WebmasterWorld Senior Member 10+ Year Member



Internally, Webaroo has likened this distilling of data into a portable format to Douglas Adams' iconic Hitchhiker's Guide to the Galaxy.

But the Hitchhiker's Guide to the Galaxy pays the people who write for it - even though it can't promise them a return trip.

Demaestro

11:04 pm on Apr 11, 2006 (gmt 0)

WebmasterWorld Senior Member 10+ Year Member Top Contributors Of The Month



Questions:

If you are off line then how do you get to this data?

Do you have to store it on your hard drive?

If so how much disk space would that take, and if I am off line then how would it get updated?

This honestly sounds like one of those dumb client requests that you see threads for.

client: "We want to have internet in our office. Can you burn it on a disk for me?"

Anyone with a brain: "?!?!"

Iguana

11:03 am on Apr 12, 2006 (gmt 0)

WebmasterWorld Senior Member 10+ Year Member



I can see the point of it. With Wi-Fi hotspots being few and far between and mobile phone datacomms being unreliable outside of the major cities, there are plenty of mobile workers who could benefit from up to 40gb of internet data avaialable on their laptop.

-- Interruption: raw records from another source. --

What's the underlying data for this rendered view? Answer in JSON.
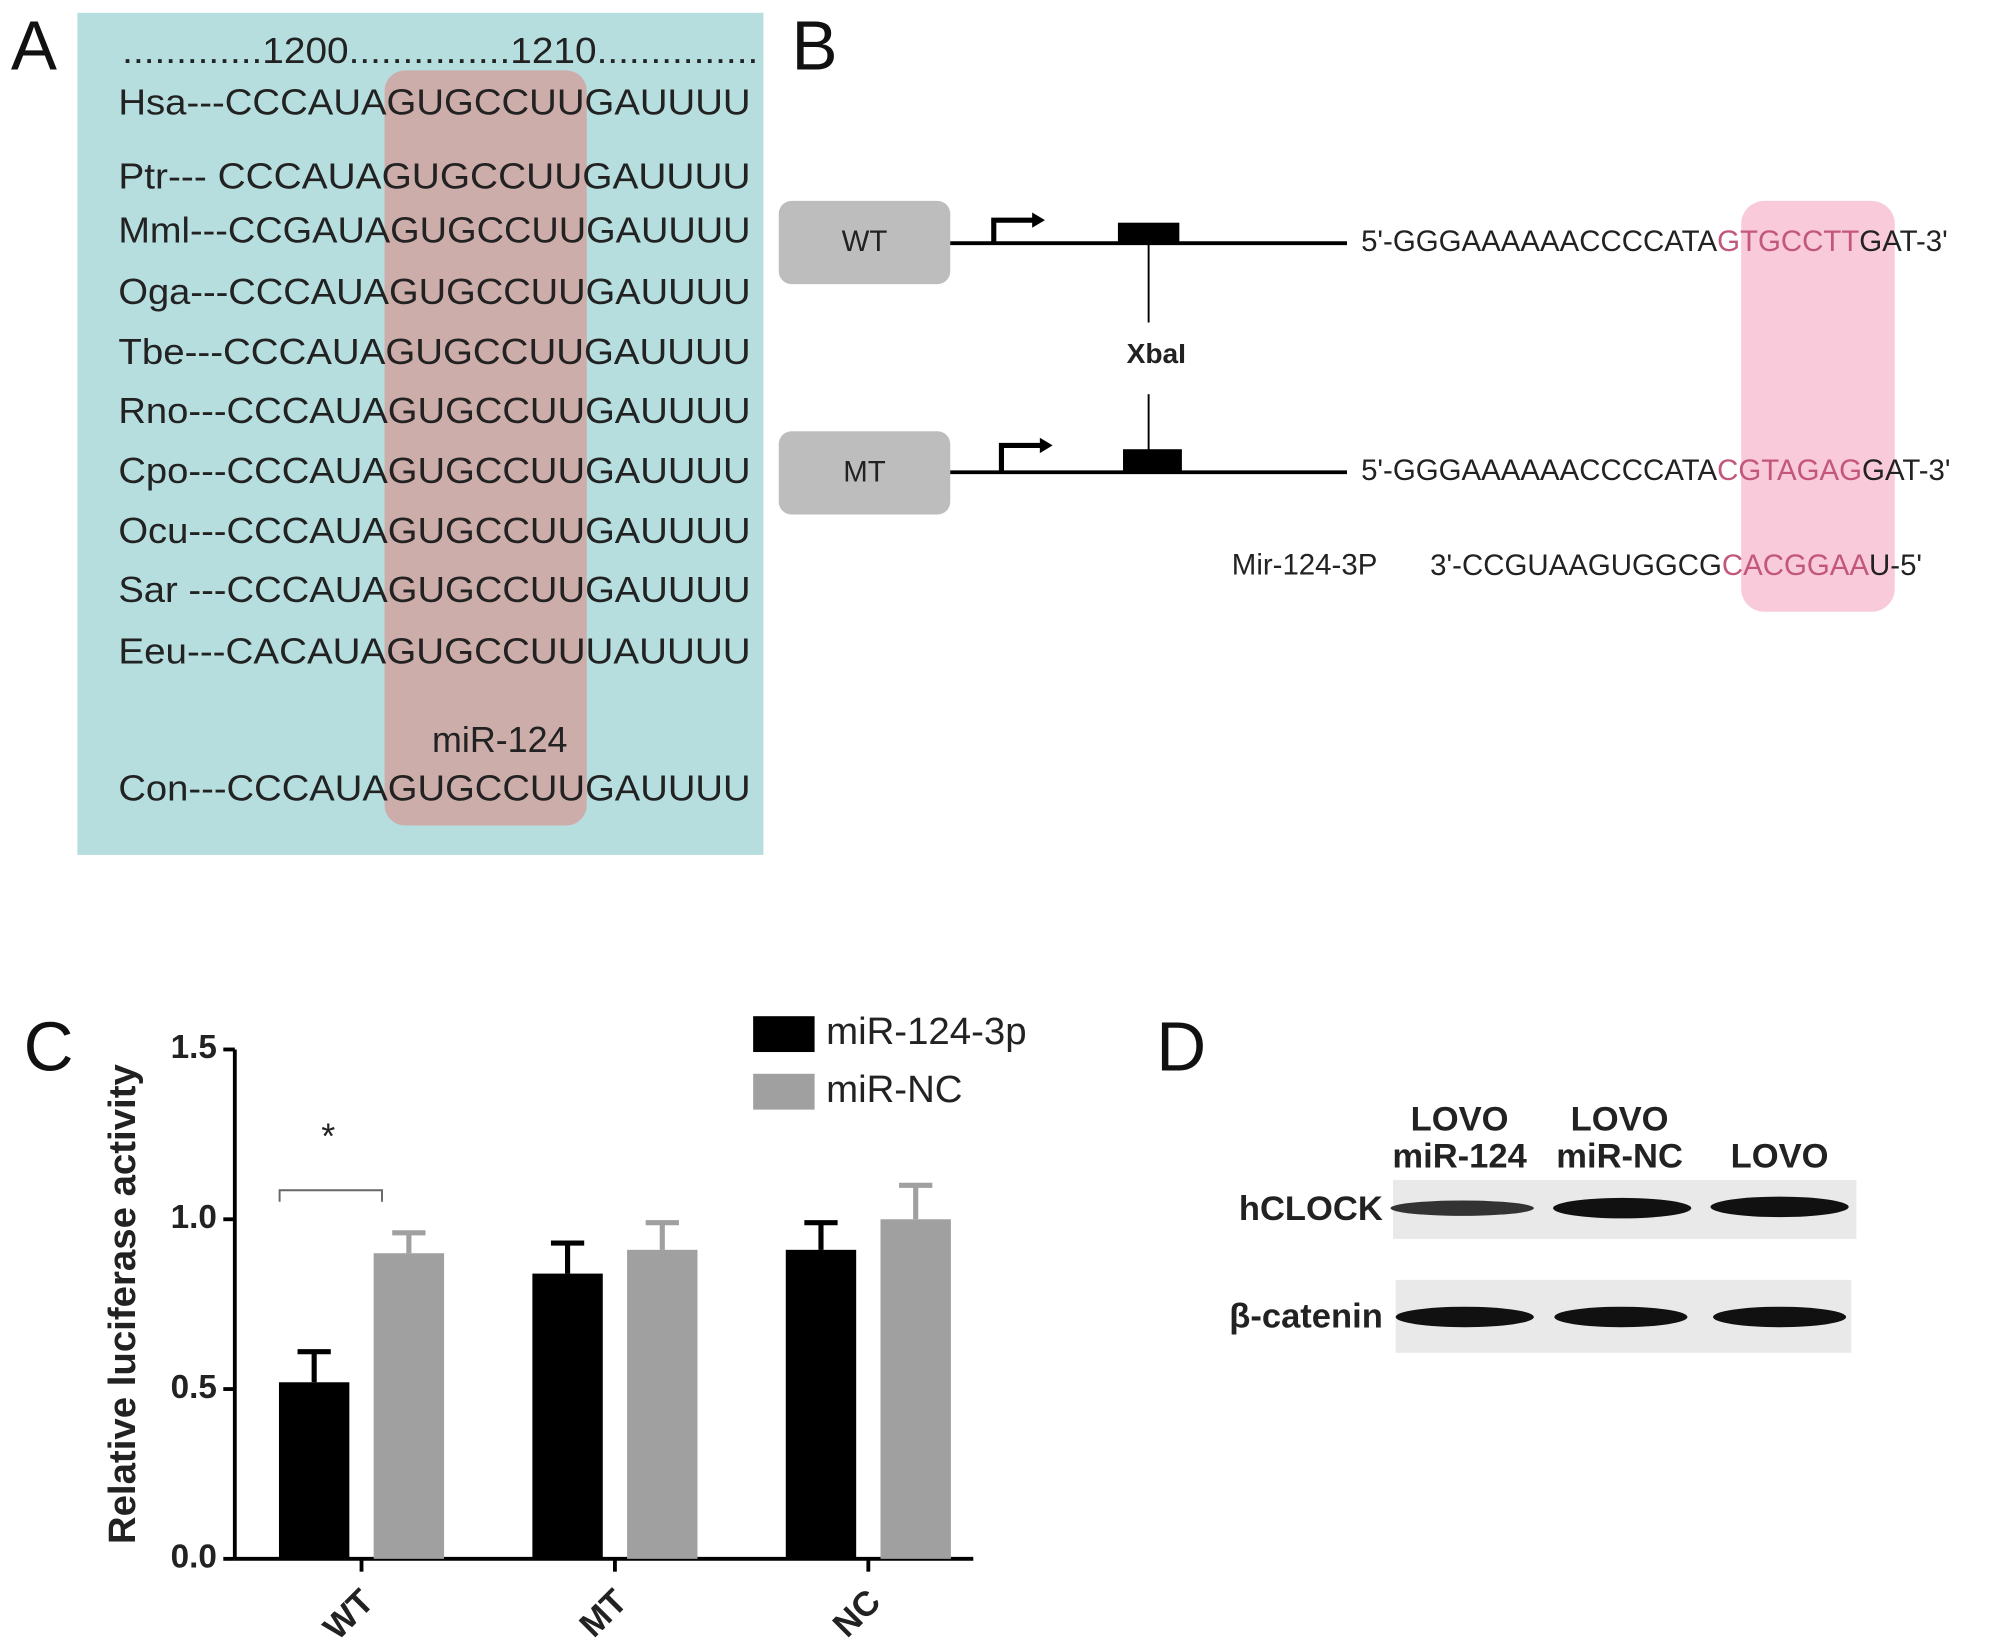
{
  "panel_labels": {
    "a": "A",
    "b": "B",
    "c": "C",
    "d": "D"
  },
  "panel_a": {
    "header": ".............1200...............1210...............",
    "rows": [
      "Hsa---CCCAUAGUGCCUUGAUUUU",
      "Ptr---  CCCAUAGUGCCUUGAUUUU",
      "Mml---CCGAUAGUGCCUUGAUUUU",
      "Oga---CCCAUAGUGCCUUGAUUUU",
      "Tbe---CCCAUAGUGCCUUGAUUUU",
      "Rno---CCCAUAGUGCCUUGAUUUU",
      "Cpo---CCCAUAGUGCCUUGAUUUU",
      "Ocu---CCCAUAGUGCCUUGAUUUU",
      "Sar ---CCCAUAGUGCCUUGAUUUU",
      "Eeu---CACAUAGUGCCUUUAUUUU",
      "Con---CCCAUAGUGCCUUGAUUUU"
    ],
    "highlight_label": "miR-124"
  },
  "panel_b": {
    "wt_label": "WT",
    "mt_label": "MT",
    "site_label": "XbaI",
    "wt_seq": [
      "5'-GGGAAAAAACCCCATA",
      "GTGCCTT",
      "GAT-3'"
    ],
    "mt_seq": [
      "5'-GGGAAAAAACCCCATA",
      "CGTAGAG",
      "GAT-3'"
    ],
    "mirna_name": "Mir-124-3P",
    "mirna_seq": [
      "3'-CCGUAAGUGGCG",
      "CACGGAA",
      "U-5'"
    ]
  },
  "chart_data": {
    "type": "bar",
    "y_label": "Relative luciferase activity",
    "categories": [
      "WT",
      "MT",
      "NC"
    ],
    "series": [
      {
        "name": "miR-124-3p",
        "color": "#000000",
        "values": [
          0.52,
          0.84,
          0.91
        ],
        "errors": [
          0.09,
          0.09,
          0.08
        ]
      },
      {
        "name": "miR-NC",
        "color": "#a0a0a0",
        "values": [
          0.9,
          0.91,
          1.0
        ],
        "errors": [
          0.06,
          0.08,
          0.1
        ]
      }
    ],
    "ylim": [
      0,
      1.5
    ],
    "yticks": [
      {
        "value": 0,
        "label": "0.0"
      },
      0.5,
      {
        "value": 1,
        "label": "1.0"
      },
      1.5
    ],
    "annotation": "*"
  },
  "panel_d": {
    "columns": [
      [
        "LOVO",
        "miR-124"
      ],
      [
        "LOVO",
        "miR-NC"
      ],
      [
        "LOVO"
      ]
    ],
    "rows": [
      "hCLOCK",
      "β-catenin"
    ]
  }
}
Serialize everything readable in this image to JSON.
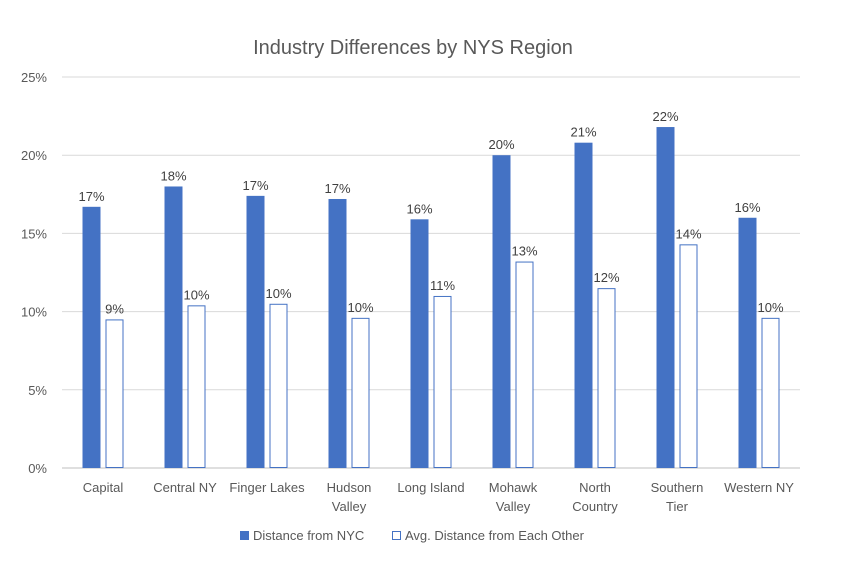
{
  "chart_data": {
    "type": "bar",
    "title": "Industry Differences by NYS Region",
    "xlabel": "",
    "ylabel": "",
    "ylim": [
      0,
      25
    ],
    "yticks": [
      "0%",
      "5%",
      "10%",
      "15%",
      "20%",
      "25%"
    ],
    "grid": true,
    "legend_position": "bottom",
    "categories": [
      [
        "Capital"
      ],
      [
        "Central NY"
      ],
      [
        "Finger Lakes"
      ],
      [
        "Hudson",
        "Valley"
      ],
      [
        "Long Island"
      ],
      [
        "Mohawk",
        "Valley"
      ],
      [
        "North",
        "Country"
      ],
      [
        "Southern",
        "Tier"
      ],
      [
        "Western NY"
      ]
    ],
    "series": [
      {
        "name": "Distance from NYC",
        "color": "#4472C4",
        "style": "filled",
        "values": [
          16.7,
          18.0,
          17.4,
          17.2,
          15.9,
          20.0,
          20.8,
          21.8,
          16.0
        ],
        "labels": [
          "17%",
          "18%",
          "17%",
          "17%",
          "16%",
          "20%",
          "21%",
          "22%",
          "16%"
        ]
      },
      {
        "name": "Avg. Distance from Each Other",
        "color": "#4472C4",
        "style": "outline",
        "values": [
          9.5,
          10.4,
          10.5,
          9.6,
          11.0,
          13.2,
          11.5,
          14.3,
          9.6
        ],
        "labels": [
          "9%",
          "10%",
          "10%",
          "10%",
          "11%",
          "13%",
          "12%",
          "14%",
          "10%"
        ]
      }
    ]
  }
}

The next question is how are they going to achieve this? I had to ban archive.org from my site because they were attempting to follow the javascript but failing miserably and generating thousands of 404s. There is also all the canonicalisation/redirect/session id/affiliate id problems that Search Engines face to be overcome. I don't think this idea is really going to fly.

Matt Probert

12:56 pm on Apr 12, 2006 (gmt 0)

WebmasterWorld Senior Member 10+ Year Member



To start with, Webaroo has put together software that lets people download the bits of the web they find want so they can use them when they are mobile, and fast net connections are thin on the ground and even thinner in the air.

Not from my web site if I can stop them <g>

I sell offline versions, and the online version is free to access but advertising supported, heck it's over 15 years work and ongoing. This webaroo business would be blatant theft from a data site like mine.

Thanks for the warning.

Matt

Matt Probert

1:06 pm on Apr 12, 2006 (gmt 0)

WebmasterWorld Senior Member 10+ Year Member



From the Webaroo web site:


To exclude your entire site:
Add the following text to your Robots.txt file:
User-Agent: WebarooBot
Disallow: /

Matt

Matt Probert

1:29 pm on Apr 12, 2006 (gmt 0)

WebmasterWorld Senior Member 10+ Year Member



Oh dear!

My own tests suggest that Webaroo ignores the robots.txt file and downloads content anyway.

Matt

bcolflesh

1:41 pm on Apr 12, 2006 (gmt 0)

WebmasterWorld Senior Member 10+ Year Member



What is the address range of their robot?

Demaestro

3:56 pm on Apr 12, 2006 (gmt 0)

WebmasterWorld Senior Member 10+ Year Member Top Contributors Of The Month



I still don't understand how they are going to make this data available to offline users.

I think the fact that there are more and more Wi-Fi services popping up, that this will mean having an offline versions of the net is not as needed as it may have been even 5 years ago.

I just do not see this idea taking off. I know some people on here want to protect their content, but try to keep in mind there is no "Internet Law". There is nothing saying that a site indexing bot must comply with a robots.txt entry, it is more of a courtesy then anything.

If you are publishing stuff on the internet in a publicly accessable area. You are making it availible to whoever wants to come by and take a look. When they do take a look, your content is copied onto the computer they are viewing it on.

If I wanted I could browse your entire site, then unplug my network cable taking me offline, I would still have your entire site on my computer and I can browse all the pages that I have already seen on your website at my leisure, offline. Basically giving me an offline version of your site, this is a reality of web technology, so if a company decides they want to do exactly that, it is hardly "blatant theft".